In the industrial category, Paul Breuer and Jeff Brooks won for their involvement in the $185-million sale of the Fujitsu chip fabrication plant in Gresham, Ore. to Microchip Technology. In the office category, Colliers' Gordon King, Mike Holzgang and Brad Christiansen won for their work accommodating Liberty Northwest Insurance in Ashforth Pacific's buildings in the Lloyd District.

The Fujitsu property includes 826,000-sf of buildings and 75 acres of land available for future development. In 2000, the 12-year-old plant received $350 million in upgrades to convert all production lines to flash memory, the memory used for cell phones and other handheld electronic devices.

It was Fujitsu's first overseas wafer fabrication facility and one of its key production bases for memory products. After the April 2000 upgrade, the economic downturn forced Fujitsu to run the plant at well below capacity. In August 2001, Fujitsu tried to get AMD to buy a 50% share of the Gresham plant, but the deal fell through. Fujitsu announced the plant's year-end closure and its ultimate sale in November 2001.

Breuer and Brooks, working with Stephen Rothrock out of Colliers' Seattle office, flew to Tokyo to make sure their opinion was heard about how the property should be marketed. While Fujitsu's advisors in the disposition thought the plant should be decommissioned and parted out, the Colliers teams argued that the highest price could be had by selling a ready-to-operate facility to another chip manufacturer.

The trio's effort resulted in the listing being given to them on March 8, 2002, but there wasn't much time. The $5-million-a-month cost to keep the plant ready for another company's use would fast eat away at the higher sales price Colliers promised it could achieve.

Within 30 days of the trip a marketing plan was in place and 300 potential buyers were being contacted. The Colliers marketing team created a horserace by giving interested parties 40 days to tour the facility, another 20 days to submit LOIs and then another 30 days for negotiating a formal purchase and sale agreement.
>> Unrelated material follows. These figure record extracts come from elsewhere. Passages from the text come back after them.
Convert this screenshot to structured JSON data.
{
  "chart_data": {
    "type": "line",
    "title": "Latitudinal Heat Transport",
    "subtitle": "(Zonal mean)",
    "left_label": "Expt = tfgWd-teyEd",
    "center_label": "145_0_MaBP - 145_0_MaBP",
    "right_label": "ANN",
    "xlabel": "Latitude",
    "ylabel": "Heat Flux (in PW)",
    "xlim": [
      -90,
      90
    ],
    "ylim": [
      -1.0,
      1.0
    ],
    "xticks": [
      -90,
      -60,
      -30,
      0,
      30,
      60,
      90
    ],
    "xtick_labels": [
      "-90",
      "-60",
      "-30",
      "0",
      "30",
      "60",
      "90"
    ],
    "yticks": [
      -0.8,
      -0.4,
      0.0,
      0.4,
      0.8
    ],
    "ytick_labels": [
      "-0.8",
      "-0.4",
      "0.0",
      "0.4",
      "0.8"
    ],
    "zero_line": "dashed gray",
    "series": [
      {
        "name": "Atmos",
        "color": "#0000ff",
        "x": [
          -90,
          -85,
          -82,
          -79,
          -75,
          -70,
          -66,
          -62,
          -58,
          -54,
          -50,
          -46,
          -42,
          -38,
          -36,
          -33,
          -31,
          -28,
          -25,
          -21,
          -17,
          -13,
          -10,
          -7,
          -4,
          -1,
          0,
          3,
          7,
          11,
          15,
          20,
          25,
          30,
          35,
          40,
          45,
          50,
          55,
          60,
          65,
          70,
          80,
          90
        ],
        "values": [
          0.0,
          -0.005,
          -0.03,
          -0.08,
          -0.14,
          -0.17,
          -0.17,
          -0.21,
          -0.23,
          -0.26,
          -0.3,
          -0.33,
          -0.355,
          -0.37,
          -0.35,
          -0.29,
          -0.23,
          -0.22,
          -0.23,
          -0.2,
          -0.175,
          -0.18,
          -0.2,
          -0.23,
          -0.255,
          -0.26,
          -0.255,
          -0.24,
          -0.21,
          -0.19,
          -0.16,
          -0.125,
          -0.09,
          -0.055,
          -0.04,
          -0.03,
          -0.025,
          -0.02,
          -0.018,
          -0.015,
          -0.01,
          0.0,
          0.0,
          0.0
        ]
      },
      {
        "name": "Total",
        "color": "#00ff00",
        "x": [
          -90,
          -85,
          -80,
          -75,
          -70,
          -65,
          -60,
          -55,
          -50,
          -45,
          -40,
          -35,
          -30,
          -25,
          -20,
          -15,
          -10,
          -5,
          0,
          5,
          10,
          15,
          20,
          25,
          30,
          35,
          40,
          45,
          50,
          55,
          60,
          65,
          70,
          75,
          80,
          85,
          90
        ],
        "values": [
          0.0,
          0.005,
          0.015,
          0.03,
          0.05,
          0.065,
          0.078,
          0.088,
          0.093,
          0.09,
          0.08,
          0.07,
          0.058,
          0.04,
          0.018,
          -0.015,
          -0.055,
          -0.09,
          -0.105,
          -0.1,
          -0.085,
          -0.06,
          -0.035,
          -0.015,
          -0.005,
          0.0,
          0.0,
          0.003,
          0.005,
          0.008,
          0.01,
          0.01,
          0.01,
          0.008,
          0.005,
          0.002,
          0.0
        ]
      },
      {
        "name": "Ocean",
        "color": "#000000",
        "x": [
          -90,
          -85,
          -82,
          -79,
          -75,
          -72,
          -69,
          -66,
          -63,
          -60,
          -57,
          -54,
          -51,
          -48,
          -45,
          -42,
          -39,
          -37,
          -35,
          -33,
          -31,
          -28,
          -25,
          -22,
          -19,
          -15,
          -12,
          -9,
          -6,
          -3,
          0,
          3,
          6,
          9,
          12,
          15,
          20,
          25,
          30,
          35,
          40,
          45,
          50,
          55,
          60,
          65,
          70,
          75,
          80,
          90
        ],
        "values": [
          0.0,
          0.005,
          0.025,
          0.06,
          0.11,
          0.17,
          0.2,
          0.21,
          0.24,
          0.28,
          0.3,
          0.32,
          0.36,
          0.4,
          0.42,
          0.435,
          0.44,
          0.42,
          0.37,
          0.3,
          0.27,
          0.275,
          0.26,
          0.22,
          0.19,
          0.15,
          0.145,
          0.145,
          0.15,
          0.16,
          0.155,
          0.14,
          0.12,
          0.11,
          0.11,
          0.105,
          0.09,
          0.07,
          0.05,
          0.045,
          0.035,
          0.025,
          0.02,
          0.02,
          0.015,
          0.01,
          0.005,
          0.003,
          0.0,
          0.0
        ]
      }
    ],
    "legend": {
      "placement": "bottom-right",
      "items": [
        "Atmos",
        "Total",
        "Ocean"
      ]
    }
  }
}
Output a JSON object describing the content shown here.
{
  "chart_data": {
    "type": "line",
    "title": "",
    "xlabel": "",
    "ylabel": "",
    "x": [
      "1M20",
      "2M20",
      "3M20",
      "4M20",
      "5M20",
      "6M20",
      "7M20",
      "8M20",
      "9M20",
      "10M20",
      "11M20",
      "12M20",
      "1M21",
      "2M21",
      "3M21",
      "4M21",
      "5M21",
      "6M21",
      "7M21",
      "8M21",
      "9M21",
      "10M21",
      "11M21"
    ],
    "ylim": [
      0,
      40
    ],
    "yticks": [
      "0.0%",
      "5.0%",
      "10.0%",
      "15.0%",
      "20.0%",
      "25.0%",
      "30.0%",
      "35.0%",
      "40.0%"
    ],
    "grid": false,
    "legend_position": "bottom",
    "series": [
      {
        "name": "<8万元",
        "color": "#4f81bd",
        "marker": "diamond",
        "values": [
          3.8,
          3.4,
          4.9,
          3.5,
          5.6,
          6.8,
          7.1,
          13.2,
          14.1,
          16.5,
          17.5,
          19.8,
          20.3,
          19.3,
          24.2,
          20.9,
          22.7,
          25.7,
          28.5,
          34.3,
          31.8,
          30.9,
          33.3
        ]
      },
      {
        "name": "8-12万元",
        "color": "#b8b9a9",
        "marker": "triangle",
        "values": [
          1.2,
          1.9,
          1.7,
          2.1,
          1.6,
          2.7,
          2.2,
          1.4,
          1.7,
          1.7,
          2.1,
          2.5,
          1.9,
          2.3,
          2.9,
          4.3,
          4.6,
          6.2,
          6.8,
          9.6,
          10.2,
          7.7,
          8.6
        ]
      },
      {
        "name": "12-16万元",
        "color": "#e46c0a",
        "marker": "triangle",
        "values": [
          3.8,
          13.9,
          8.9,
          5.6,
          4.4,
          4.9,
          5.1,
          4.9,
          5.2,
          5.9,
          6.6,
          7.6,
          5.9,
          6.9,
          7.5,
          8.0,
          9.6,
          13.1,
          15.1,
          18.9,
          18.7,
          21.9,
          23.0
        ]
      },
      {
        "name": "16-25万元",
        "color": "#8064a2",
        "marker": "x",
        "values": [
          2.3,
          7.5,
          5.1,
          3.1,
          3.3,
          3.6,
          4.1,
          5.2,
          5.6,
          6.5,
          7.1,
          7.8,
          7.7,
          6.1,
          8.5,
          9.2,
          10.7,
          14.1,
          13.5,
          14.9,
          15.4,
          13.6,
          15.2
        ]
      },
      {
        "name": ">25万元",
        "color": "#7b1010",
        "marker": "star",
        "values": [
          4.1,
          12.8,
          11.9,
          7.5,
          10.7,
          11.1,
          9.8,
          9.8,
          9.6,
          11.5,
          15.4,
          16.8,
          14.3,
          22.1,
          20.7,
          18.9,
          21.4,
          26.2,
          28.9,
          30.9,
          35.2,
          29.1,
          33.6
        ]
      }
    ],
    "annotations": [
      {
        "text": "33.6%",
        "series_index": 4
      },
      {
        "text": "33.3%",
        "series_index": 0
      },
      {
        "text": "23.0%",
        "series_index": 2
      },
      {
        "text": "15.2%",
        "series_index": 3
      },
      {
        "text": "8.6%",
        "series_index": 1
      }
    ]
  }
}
On the first day of the 40-day tour window, there were three requests for tours. After the Colliers brokers circumvented a few more roadblocks regarding how much information about the plant could be given out to prospective buyers, Microchip Technology toured the facility on the 15th day and made an oral offer the same day that was contingent upon Fujitsu taking the property off the market and halting the offering memorandum process.

To help seal the deal, the City of Gresham, Multnomah County and the state put together a package of more than $17 million in tax breaks in record time.

In the office transaction of the year, Colliers brokers shuffled several tenants between Lloyd District buildings controlled by Ashforth Pacific in order to create 40,000 sf of expansion room for Liberty Northwest Insurance in Liberty Center, a 280,000-sf building that was 100% leased.

The expansion room was necessary because Liberty Northwest had acquired North Pacific, which had an office in Beaverton that Liberty wanted to consolidate into the Lloyd District. Holzgang, luckily, had placed two of Liberty Center' tenants, including Paccess, an independent packaging supplier, which turned out to be interested in downsizing from its current lease of 22,700 sf.

Ultimately, Paccess was relocated from the middle of Liberty Center to the top of Lloyd 700, an older 16-story office building Ashforth owns in the district. To create the rest of the needed space, Ameriquest was also relocated to Lloyd 700 and Principal Financial relocated outside the Ashforth portfolio.

The moves not only gave Liberty Northwest the space it wanted, it saved the company $600,000. As well, it saved Paccess an estimated $1 million in lease payments and dramatically improved its view.